HPV is associated with a number of solid tumors including head and neck cancer, cervical cancer, and anal cancer.
BKV is a challenging clinical problem in kidney transplant patients and is a potential cause of organ loss.
Third Quarter 2016 Financial Results

Cash and investments as of September 30, 2016 totaled $278.1 million, which the Company believes will be sufficient to fund its planned operations through 2018.
The Company reported a net loss of $25.4 million, or $0.88 per share, for the third quarter of 2016, as compared to a net loss of $11.9 million, or $0.43 per share, for the third quarter of 2015.
Total research and development expenses were $18.8 million for the third quarter of 2016, compared to $8.1 million for the third quarter of 2015, including $2.6 million and $0.9 million of non-cash stock-based compensation expenses, respectively. The increase was primarily due to an increase in our clinical trial, research, regulatory and manufacturing expenses associated with our T-cell programs of $10.9 million and increased headcount related costs to support these activities of $4.4 million, offset by a decrease in costs associated with our other molecular programs of $4.6 million.

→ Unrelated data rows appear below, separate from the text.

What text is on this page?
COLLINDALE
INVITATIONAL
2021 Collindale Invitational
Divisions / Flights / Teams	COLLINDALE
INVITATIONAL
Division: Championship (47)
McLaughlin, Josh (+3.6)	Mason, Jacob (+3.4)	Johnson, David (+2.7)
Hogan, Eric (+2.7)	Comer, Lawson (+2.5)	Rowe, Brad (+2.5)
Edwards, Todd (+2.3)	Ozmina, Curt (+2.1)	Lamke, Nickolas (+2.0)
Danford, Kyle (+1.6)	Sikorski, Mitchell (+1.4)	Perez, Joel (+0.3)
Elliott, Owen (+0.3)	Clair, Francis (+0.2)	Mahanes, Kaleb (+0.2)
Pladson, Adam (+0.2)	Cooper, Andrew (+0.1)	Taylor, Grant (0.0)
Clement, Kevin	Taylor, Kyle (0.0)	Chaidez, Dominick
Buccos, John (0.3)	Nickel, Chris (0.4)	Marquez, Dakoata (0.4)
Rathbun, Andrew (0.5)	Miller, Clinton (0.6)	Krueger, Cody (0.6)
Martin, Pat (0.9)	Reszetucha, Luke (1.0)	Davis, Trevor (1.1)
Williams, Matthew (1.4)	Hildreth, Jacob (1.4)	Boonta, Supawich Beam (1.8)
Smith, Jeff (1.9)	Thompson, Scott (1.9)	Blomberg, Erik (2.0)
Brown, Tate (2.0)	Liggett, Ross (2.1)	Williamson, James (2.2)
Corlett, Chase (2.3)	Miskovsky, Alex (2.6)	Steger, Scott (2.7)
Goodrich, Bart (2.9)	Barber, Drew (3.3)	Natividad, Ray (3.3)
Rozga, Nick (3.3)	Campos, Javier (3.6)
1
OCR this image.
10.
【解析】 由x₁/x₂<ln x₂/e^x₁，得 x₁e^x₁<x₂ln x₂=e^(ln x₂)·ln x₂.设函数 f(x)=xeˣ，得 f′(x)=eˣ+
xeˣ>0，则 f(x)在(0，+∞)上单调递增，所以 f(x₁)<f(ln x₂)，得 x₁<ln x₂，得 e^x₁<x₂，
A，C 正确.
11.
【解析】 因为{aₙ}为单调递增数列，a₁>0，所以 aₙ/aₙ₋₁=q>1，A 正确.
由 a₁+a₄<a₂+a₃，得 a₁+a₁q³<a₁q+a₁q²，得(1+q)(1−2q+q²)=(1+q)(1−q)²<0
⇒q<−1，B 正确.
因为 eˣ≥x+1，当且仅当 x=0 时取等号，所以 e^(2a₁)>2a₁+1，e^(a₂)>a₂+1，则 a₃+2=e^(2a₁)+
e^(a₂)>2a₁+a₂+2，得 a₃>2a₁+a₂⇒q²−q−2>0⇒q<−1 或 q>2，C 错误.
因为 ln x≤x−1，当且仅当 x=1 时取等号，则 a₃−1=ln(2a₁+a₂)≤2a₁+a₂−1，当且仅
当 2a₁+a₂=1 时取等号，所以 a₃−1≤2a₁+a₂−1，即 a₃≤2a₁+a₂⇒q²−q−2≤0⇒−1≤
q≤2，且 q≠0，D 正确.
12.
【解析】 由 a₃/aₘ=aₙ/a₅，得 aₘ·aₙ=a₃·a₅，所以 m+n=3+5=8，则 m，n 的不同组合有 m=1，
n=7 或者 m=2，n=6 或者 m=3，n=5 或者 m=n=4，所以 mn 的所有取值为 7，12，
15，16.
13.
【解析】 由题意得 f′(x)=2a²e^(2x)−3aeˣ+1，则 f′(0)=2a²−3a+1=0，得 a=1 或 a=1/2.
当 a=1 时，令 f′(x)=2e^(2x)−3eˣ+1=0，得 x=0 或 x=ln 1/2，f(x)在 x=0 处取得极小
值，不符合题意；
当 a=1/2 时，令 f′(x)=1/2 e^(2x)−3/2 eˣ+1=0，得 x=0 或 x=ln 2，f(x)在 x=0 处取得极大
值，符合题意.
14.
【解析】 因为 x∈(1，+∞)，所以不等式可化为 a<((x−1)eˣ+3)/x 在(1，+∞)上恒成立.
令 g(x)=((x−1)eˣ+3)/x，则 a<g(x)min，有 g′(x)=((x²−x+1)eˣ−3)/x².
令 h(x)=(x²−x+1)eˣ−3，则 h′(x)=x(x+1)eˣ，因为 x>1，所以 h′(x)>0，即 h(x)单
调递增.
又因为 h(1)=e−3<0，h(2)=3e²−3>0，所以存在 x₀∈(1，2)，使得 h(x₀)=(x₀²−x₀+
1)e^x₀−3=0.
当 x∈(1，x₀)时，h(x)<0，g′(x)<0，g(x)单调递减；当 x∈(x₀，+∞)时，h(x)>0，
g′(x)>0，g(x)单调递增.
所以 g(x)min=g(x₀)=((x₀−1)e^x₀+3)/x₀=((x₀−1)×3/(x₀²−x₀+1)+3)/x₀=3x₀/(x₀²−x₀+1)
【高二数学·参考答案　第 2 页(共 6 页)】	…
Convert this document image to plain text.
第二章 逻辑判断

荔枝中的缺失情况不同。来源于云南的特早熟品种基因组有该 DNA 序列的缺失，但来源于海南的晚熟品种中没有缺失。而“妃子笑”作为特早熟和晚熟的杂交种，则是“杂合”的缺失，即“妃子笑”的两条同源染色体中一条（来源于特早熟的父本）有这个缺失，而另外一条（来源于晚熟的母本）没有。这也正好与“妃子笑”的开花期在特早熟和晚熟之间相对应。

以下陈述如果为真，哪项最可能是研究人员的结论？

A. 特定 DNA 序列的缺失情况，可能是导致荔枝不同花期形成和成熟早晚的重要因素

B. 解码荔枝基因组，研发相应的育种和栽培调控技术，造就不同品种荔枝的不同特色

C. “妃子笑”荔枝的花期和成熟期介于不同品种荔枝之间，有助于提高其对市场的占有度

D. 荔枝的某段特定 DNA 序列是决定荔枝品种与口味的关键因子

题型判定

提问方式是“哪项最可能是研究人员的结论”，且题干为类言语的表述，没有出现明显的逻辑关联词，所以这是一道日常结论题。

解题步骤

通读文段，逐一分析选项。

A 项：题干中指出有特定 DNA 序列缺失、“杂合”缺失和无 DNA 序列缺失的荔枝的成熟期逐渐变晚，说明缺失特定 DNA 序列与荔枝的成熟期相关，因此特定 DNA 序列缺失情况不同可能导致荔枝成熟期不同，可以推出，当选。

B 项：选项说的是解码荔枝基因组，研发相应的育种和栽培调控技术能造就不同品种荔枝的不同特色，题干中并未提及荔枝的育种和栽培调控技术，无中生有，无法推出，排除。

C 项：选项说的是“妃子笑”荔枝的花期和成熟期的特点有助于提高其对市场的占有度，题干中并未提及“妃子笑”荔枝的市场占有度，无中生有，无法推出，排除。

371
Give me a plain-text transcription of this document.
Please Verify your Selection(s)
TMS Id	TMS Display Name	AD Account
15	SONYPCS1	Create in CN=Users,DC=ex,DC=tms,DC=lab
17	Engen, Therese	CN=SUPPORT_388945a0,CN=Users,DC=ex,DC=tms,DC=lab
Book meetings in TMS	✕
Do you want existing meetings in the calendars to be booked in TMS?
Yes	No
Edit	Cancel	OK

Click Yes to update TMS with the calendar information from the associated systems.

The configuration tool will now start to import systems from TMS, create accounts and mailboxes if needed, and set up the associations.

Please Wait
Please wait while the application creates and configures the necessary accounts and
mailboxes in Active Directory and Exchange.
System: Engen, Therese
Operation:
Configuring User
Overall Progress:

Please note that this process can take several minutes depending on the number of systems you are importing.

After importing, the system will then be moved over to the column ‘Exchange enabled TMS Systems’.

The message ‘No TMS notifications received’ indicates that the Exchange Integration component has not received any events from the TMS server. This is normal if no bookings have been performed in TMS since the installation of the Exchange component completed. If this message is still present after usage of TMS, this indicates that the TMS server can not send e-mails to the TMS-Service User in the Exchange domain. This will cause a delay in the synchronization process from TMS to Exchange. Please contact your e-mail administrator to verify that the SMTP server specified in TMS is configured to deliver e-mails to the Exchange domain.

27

General and administrative expenses were $7.1 million for the third quarter of 2016, compared to $4.1 million for the third quarter of 2015, including $2.7 million and $1.3 million of non-cash stock-based compensation expenses, respectively. The increase was primarily due to a $1.4 million increase in non-cash stock-based compensation driven by new award grants, a $0.9 million increase in compensation-related expenses driven by increased headcount, and to a lesser extent, higher consulting and outside services costs.